The question of EU enlargement has been contentious for years. Whether the bloc should widen its membership by adding new members or focus instead on deepening integration and consolidating its institutions remains a perennial debate. Adding Ukraine and Moldova, with their unique security challenges because of Russia, will make the process even more difficult.
In Moldova’s case, there is the matter of Transnistria, the Russian-occupied breakaway region that lies mostly on the eastern bank of the Dniester River and has been under Russian influence since the early 1990s. In Ukraine’s case, the challenge is even more obvious: bringing into the EU a country fighting a major war against Russia will be politically, financially and institutionally difficult.
In the technical sense, enlargement is fairly straightforward, although laborious in practice. Once a country begins accession talks, it must align with the acquis communautaire — the EU’s body of laws, regulations and standards, which runs to 35 chapters.
These chapters cover issues ranging from the rule of law, public procurement, statistics and financial control to economic policy, agriculture, transport, energy and the environment. Opening and then closing them is no easy task. For example, Turkiye has been a candidate country since 1999 and began accession negotiations in 2005, yet it has provisionally closed only one chapter.
Last month, the first set of substantive negotiations was formally opened for both Ukraine and Moldova. This stage focuses on the “fundamentals,” including the rule of law and fundamental rights, the functioning of democratic institutions, public administration reform and economic criteria. These issues are opened first and closed last because progress on them determines the overall pace of accession. For Ukraine, carrying out difficult reforms while fighting for national survival will be no easy task.

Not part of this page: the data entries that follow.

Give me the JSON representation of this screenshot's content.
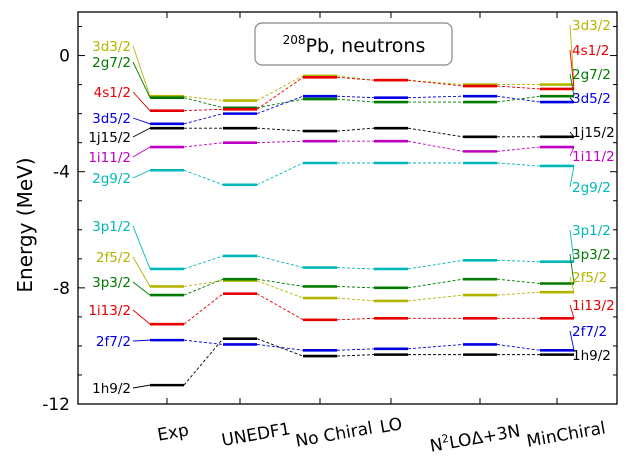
{
  "chart_data": {
    "type": "level-scheme",
    "title_super": "208",
    "title_rest": "Pb, neutrons",
    "ylabel": "Energy (MeV)",
    "ylim": [
      -12,
      1.5
    ],
    "yticks": [
      0,
      -4,
      -8,
      -12
    ],
    "yticklabels": [
      "0",
      "-4",
      "-8",
      "-12"
    ],
    "columns": [
      "Exp",
      "UNEDF1",
      "No Chiral",
      "LO",
      "N2LOΔ+3N",
      "MinChiral"
    ],
    "column_labels": {
      "exp": "Exp",
      "unedf1": "UNEDF1",
      "nochiral": "No Chiral",
      "lo": "LO",
      "n2lo_base": "N",
      "n2lo_sup": "2",
      "n2lo_rest": "LOΔ+3N",
      "minchiral": "MinChiral"
    },
    "levels": [
      {
        "name": "3d3/2",
        "color": "#b5b500",
        "values": [
          -1.4,
          -1.55,
          -0.7,
          -0.85,
          -1.0,
          -1.0
        ]
      },
      {
        "name": "2g7/2",
        "color": "#007a00",
        "values": [
          -1.45,
          -1.8,
          -1.5,
          -1.6,
          -1.6,
          -1.4
        ]
      },
      {
        "name": "4s1/2",
        "color": "#e60000",
        "values": [
          -1.9,
          -1.85,
          -0.75,
          -0.85,
          -1.05,
          -1.15
        ]
      },
      {
        "name": "3d5/2",
        "color": "#0000e0",
        "values": [
          -2.35,
          -2.0,
          -1.4,
          -1.45,
          -1.4,
          -1.6
        ]
      },
      {
        "name": "1j15/2",
        "color": "#000000",
        "values": [
          -2.5,
          -2.5,
          -2.6,
          -2.5,
          -2.8,
          -2.8
        ]
      },
      {
        "name": "1i11/2",
        "color": "#c000c0",
        "values": [
          -3.15,
          -3.0,
          -2.95,
          -2.95,
          -3.3,
          -3.15
        ]
      },
      {
        "name": "2g9/2",
        "color": "#00b8b8",
        "values": [
          -3.95,
          -4.45,
          -3.7,
          -3.7,
          -3.7,
          -3.8
        ]
      },
      {
        "name": "3p1/2",
        "color": "#00b8b8",
        "values": [
          -7.35,
          -6.9,
          -7.3,
          -7.35,
          -7.05,
          -7.1
        ]
      },
      {
        "name": "2f5/2",
        "color": "#b5b500",
        "values": [
          -7.95,
          -7.75,
          -8.35,
          -8.45,
          -8.25,
          -8.15
        ]
      },
      {
        "name": "3p3/2",
        "color": "#007a00",
        "values": [
          -8.25,
          -7.7,
          -7.95,
          -8.0,
          -7.7,
          -7.85
        ]
      },
      {
        "name": "1i13/2",
        "color": "#e60000",
        "values": [
          -9.25,
          -8.2,
          -9.1,
          -9.05,
          -9.05,
          -9.05
        ]
      },
      {
        "name": "2f7/2",
        "color": "#0000e0",
        "values": [
          -9.8,
          -9.95,
          -10.15,
          -10.1,
          -9.95,
          -10.15
        ]
      },
      {
        "name": "1h9/2",
        "color": "#000000",
        "values": [
          -11.35,
          -9.75,
          -10.35,
          -10.3,
          -10.3,
          -10.3
        ]
      }
    ],
    "left_labels": [
      "3d3/2",
      "2g7/2",
      "4s1/2",
      "3d5/2",
      "1j15/2",
      "1i11/2",
      "2g9/2",
      "3p1/2",
      "2f5/2",
      "3p3/2",
      "1i13/2",
      "2f7/2",
      "1h9/2"
    ],
    "right_labels": [
      "3d3/2",
      "4s1/2",
      "2g7/2",
      "3d5/2",
      "1j15/2",
      "1i11/2",
      "2g9/2",
      "3p1/2",
      "3p3/2",
      "2f5/2",
      "1i13/2",
      "2f7/2",
      "1h9/2"
    ]
  }
}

But it is not just Moldova and Ukraine that need to reform. The EU also has serious institutional questions to address.
First, Brussels will have to think about decision-making in the European Council and the European Parliament. The European Parliament currently has 720 seats. Absorbing Ukraine would therefore require existing member states to lose seats or the EU to expand the parliament.
Then there is the issue of voting in the European Council, where many decisions are taken by qualified majority. This system is based partly on population, requiring the support of member states representing at least 65 percent of the EU’s total population. If Ukraine joined, it would become the EU’s fifth-largest member in terms of population, followed by Poland and then Romania. This means the center of gravity in EU decision-making would shift further east, reducing some of the influence Western Europe has long enjoyed.

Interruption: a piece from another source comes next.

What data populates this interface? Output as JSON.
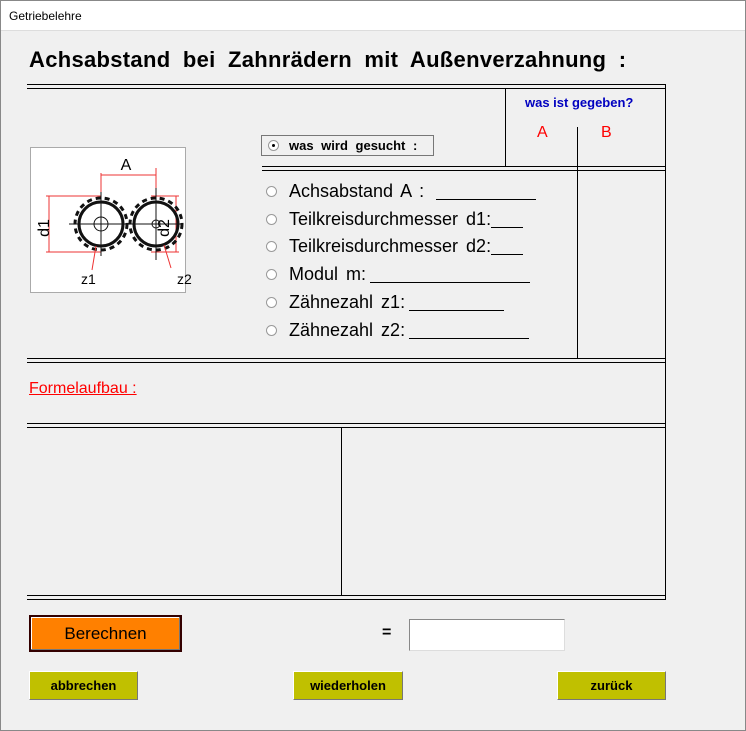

Second, there is the Common Agricultural Policy and how it would apply to a large agrarian country like Ukraine. Introduced in the 1960s, it remains a complex system of agricultural subsidies and rural development support that still accounts for roughly a third of the EU’s long-term budget.

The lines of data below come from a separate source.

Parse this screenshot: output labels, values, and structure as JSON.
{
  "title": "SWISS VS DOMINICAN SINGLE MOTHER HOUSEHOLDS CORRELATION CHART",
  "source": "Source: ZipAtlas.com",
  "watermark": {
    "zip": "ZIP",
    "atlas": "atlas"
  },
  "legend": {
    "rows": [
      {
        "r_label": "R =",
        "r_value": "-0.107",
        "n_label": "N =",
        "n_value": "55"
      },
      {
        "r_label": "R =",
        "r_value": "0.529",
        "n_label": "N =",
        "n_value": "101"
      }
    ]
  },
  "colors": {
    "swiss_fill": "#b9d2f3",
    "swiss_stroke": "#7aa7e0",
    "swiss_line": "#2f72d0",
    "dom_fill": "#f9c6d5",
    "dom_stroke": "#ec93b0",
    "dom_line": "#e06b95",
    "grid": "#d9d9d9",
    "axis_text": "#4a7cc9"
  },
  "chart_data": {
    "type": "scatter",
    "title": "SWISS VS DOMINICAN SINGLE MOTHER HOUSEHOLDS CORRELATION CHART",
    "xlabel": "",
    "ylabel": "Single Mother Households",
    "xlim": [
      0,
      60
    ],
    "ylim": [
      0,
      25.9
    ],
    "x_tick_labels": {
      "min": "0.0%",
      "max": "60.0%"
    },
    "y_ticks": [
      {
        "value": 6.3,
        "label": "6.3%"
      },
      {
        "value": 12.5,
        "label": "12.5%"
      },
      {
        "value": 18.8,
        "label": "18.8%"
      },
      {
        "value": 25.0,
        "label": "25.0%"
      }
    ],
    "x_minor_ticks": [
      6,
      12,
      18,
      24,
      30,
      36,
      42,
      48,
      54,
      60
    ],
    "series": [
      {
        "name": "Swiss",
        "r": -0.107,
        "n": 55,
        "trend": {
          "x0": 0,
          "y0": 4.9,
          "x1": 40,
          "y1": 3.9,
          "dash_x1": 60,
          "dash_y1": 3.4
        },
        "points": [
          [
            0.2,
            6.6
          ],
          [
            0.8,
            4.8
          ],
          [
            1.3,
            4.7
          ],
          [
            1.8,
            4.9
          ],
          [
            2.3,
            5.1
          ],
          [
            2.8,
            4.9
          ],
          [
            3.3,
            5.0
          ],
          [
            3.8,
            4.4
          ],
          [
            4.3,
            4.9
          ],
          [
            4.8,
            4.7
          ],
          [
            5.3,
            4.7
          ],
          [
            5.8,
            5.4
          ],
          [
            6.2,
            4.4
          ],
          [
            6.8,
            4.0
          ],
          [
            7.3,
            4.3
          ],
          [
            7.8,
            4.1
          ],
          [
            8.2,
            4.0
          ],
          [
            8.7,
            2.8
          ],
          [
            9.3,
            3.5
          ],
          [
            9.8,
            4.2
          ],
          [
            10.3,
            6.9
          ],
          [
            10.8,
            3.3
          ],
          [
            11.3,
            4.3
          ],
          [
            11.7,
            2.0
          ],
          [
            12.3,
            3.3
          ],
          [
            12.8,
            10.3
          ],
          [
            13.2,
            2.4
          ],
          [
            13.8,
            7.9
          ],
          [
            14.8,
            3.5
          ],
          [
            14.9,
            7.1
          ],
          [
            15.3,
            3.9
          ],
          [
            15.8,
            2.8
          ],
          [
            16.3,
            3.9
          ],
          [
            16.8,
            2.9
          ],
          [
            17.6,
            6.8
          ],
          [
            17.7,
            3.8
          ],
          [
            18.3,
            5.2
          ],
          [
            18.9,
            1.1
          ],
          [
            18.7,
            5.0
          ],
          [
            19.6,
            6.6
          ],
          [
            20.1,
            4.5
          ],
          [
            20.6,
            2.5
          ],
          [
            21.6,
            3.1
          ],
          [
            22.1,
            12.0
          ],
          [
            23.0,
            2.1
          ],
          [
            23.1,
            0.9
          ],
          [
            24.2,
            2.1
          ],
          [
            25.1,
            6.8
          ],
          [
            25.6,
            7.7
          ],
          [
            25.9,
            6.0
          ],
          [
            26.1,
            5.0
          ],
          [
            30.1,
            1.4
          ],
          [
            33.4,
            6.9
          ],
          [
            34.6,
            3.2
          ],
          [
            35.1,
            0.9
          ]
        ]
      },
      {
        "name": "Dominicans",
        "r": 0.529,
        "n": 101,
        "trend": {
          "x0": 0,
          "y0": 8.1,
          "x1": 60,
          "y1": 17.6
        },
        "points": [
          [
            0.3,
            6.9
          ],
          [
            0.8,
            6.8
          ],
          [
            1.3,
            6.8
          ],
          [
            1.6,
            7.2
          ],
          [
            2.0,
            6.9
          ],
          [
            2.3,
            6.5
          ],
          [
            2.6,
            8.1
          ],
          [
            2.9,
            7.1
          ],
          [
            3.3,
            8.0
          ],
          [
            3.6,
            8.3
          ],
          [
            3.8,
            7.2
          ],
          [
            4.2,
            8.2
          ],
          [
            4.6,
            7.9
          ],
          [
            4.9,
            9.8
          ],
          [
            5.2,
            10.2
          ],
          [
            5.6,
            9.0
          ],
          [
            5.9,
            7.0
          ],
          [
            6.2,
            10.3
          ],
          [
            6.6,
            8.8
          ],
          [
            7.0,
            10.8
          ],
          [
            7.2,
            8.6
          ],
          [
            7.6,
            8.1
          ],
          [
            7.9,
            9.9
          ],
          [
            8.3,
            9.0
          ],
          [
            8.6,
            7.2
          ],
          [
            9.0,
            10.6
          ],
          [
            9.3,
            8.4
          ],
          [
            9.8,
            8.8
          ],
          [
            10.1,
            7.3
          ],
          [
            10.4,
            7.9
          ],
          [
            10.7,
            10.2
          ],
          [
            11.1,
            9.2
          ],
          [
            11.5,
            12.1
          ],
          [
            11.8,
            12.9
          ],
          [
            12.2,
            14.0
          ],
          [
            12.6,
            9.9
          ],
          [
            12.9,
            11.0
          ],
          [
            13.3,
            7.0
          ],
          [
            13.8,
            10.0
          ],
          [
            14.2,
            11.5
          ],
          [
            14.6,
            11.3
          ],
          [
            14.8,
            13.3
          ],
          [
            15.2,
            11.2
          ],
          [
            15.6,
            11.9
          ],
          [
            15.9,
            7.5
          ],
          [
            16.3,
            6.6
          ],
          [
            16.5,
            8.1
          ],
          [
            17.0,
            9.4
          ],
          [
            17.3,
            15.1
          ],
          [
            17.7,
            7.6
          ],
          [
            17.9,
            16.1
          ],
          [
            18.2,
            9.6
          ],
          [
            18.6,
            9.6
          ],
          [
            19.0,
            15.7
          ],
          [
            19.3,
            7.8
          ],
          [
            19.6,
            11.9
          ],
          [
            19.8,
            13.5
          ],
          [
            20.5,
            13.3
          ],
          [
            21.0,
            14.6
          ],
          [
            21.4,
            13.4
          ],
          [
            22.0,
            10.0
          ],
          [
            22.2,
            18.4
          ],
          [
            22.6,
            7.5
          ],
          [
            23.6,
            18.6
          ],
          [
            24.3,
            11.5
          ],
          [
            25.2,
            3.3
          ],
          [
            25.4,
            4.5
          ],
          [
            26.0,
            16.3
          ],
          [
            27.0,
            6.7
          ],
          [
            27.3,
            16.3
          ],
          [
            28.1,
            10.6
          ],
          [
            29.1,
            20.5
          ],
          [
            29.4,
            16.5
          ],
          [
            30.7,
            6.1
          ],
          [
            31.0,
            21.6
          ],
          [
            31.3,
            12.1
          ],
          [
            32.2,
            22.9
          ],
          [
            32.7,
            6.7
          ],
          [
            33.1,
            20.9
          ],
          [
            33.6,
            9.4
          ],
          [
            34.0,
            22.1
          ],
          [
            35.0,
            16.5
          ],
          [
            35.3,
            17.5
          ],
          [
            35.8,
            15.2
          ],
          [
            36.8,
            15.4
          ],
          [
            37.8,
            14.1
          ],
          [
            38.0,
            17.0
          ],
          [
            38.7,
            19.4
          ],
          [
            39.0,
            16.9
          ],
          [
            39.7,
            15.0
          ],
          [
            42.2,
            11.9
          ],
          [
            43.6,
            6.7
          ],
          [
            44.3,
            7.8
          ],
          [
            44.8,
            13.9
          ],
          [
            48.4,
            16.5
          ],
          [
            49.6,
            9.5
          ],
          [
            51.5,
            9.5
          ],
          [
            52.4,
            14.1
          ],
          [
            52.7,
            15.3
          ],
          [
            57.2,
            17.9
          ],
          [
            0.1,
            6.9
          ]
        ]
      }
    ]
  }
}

The amount each country receives under the policy is heavily influenced by the size of its agricultural sector and farmland. Ukraine has about a quarter of Europe’s farmland. If it were to enter the EU under current Common Agricultural Policy rules, tens of billions of euros in subsidies could shift from west to east. The policy is already one of the most contentious issues inside the EU. Bringing in agricultural powerhouses like Ukraine and, to a lesser degree, Moldova would push this issue to the top of the agenda.
Finally, admitting Ukraine and Moldova would almost certainly require a new treaty, or at least treaty-level reforms, to address these issues. Considering the political dynamics across Europe, ratifying a detailed treaty might be too difficult right now.
The last major EU treaty was the Lisbon Treaty, which entered into force in 2009. Ratifying it was not easy. Some member states have domestic requirements that can include national referendums. In Ireland’s case, voters initially rejected the Lisbon Treaty and had to vote a second time before it was approved. Other major EU treaties have faced similar challenges.
With euroskepticism and populism on the rise, the idea that all 27 member states could agree on and ratify a new treaty to make enlargement work seems politically unrealistic.
In the debate about Ukraine and Moldova joining the EU, most of the focus has been on their ability to reform their societies and economies to meet the high standards of membership. This is understandable but incomplete. More attention should be placed on European leaders doing the hard work now to prepare the EU itself.
Ukraine, in particular, is becoming a powerhouse in its own right. If a lasting settlement with Russia is ever agreed, Ukraine’s economic, industrial, agricultural and military potential will be enormous. This is why Europeans need to work just as hard as Ukrainians and Moldovans to ensure that future enlargement happens as smoothly as possible.